Taliaz is already testing its service with a limited number of psychiatrists in Israel’s Maccabi HMO.

“Israel is a superpower in digital health,” Dekel Taliaz tells ISRAEL21c.

Israeli physicians tend to be early adopters of new technology, he said. Israelis “don’t like limits. We like to push the borders. That makes our culture more open to innovation.”

Innovation is the middle name of the IIA – the Israel Innovation Authority – which provided initial funding of $20,000. Since then, Predictix has received five additional grants, including two from the European Union’s Horizon 20/20 scientific research program and a ˆ3.5 million research grant from the European Innovation Council.

The biggest source of income for the company, which now has seven employees in its Tel Aviv offices, is the Israeli Ministry of Health, which gave Taliaz $670,000 to begin its implementation with Maccabi and has pledged another $7.5 million as the rollout continues.

 

Partnership in the UK

Taliaz has another major client in Psychiatry-UK, Britain’s largest online psychiatry network. The partnership, announced in March, allows patients to complete their intake without leaving the house.

The service is “completely online, noninvasive and easy to use,” explains Dr. Andy Montgomery, medical lead for Psychiatry-UK. “Patients simply consult with our psychiatrists and send over a DNA swab” in the mail.

“Within days, our psychiatrists will have clear scientific guidance as to which anti-depressants are most likely to be effective, based on each patient’s unique genetic makeup and health record.”

Psychiatry-UK charges $450 for two online psychiatric consultations and another $450 for using Predictix. A link to Predictix’s genetic tests appears on the Psychiatry-UK home page.

Predictix has competition from another Israeli firm, Elminda. “We love them,” Taliaz says, somewhat surprisingly. “They’re addressing the same problem but with a different solution.”

Elminda monitors brainwaves to determine the right medication for patients – and not just for depression. “We share a lot of information with them,” Taliaz adds. “We hope in the future we’ll be able to work together on some projects.”

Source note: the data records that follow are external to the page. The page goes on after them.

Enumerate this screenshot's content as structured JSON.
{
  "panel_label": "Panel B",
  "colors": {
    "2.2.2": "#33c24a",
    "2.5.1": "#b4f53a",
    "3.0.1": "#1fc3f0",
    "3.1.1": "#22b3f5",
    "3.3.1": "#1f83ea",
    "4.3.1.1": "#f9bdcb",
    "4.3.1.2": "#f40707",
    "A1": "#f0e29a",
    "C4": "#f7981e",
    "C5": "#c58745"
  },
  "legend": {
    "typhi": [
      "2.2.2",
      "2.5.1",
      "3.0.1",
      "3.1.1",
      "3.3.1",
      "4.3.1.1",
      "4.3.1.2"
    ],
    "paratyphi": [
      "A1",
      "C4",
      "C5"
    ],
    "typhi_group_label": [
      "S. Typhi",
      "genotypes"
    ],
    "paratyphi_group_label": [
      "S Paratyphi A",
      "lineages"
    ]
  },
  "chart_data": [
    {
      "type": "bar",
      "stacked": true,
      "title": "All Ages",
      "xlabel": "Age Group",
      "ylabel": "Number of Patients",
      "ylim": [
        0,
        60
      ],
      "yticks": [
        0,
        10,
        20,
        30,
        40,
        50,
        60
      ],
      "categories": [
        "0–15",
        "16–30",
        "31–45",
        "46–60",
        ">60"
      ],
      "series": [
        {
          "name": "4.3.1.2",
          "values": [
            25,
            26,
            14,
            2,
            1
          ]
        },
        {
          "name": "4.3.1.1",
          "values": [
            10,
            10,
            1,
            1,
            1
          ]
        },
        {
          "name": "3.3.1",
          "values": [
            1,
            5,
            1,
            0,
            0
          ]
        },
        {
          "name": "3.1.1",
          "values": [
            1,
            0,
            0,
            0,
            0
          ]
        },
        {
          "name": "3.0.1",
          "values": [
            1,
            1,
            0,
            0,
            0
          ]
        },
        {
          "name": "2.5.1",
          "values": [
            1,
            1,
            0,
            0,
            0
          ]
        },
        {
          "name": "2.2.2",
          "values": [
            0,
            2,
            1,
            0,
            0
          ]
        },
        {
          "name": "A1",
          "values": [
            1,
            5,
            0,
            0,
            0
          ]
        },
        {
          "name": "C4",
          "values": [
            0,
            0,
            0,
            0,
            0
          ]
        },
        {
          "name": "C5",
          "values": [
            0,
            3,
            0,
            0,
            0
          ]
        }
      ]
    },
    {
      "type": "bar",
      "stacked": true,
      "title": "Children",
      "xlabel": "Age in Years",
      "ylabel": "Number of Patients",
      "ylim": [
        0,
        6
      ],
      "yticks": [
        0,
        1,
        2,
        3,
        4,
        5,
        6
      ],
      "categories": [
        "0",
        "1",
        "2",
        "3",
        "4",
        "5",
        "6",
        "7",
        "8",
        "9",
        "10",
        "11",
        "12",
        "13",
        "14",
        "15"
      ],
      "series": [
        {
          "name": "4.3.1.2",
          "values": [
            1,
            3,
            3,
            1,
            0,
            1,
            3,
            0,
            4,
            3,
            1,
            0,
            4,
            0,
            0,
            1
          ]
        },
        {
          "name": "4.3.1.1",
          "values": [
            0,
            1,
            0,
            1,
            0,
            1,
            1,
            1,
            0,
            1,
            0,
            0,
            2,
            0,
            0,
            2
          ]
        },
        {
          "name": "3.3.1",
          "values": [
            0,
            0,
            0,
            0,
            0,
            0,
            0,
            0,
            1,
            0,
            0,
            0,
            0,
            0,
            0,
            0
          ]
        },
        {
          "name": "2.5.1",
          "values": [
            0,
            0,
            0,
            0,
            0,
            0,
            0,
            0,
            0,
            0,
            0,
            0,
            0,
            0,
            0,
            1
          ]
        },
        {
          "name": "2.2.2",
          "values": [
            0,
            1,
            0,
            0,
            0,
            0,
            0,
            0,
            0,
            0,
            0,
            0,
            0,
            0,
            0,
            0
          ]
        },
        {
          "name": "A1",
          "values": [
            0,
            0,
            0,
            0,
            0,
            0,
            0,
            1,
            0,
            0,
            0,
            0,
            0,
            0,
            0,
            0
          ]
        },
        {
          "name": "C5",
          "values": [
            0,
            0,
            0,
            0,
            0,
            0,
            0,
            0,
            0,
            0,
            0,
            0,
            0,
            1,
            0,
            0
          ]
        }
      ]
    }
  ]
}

Like Elminda, Predictix is being adapted to work with other brain disorders. One of the grants Taliaz received from the IIA, for example, is earmarked for analyzing data from ADHD patients in order to make more accurate prescriptions.

“It’s still very early stages,” Taliaz says, “but the nice thing about using technology like artificial intelligence is that things that used to take years to research can now take months.”

Given Israel’s leadership in cannabis research, will marijuana-based medications become part of what Predictix suggests to psychiatrists? “Cannabis will enter this field along the way,” Taliaz says. “We’re interested in everything concerning the brain.”

 

Dealing with data

His interest in the interplay between neuroscience and medication stems from a post-army trip to South America.

“I saw Israelis trying all kinds of different substances and it intrigued me,” he says. “How is it that these chemicals can make such a big change in the way we think, in our personalities?”

When Taliaz returned from South America, he enrolled at the Weizmann Institute where he received his PhD in neuroscience. He did postdoctoral studies at Children’s Hospital in Canada before returning to Israel to cofound his company.

Taliaz says he’s aware that some people might be concerned that sharing their personal psychiatric data online could pose a privacy risk. “We decided from the beginning to follow the same compliance tools the large health services are using. We’re compliant with the European GDPR rules.”

Predictix is coming at a time when the increase in scientific knowledge is fast outstripping physicians’ abilities to process the new information. The Israeli government in 2018 established a nearly $300 million initiative to make anonymized data from Israel’s HMOs available to researchers, entrepreneurs and medical institutions.

“When you think about next-generation sequencing technology that will allow you to ‘speak’ with the whole human genome, it leads to a huge accumulation of data,” Taliaz says.

“How can a doctor deal with this huge amount of data? That’s why my brother Oren and I founded this company. We saw the need for scientific analytical tools to organize all this data and provide doctors with action items they can use.”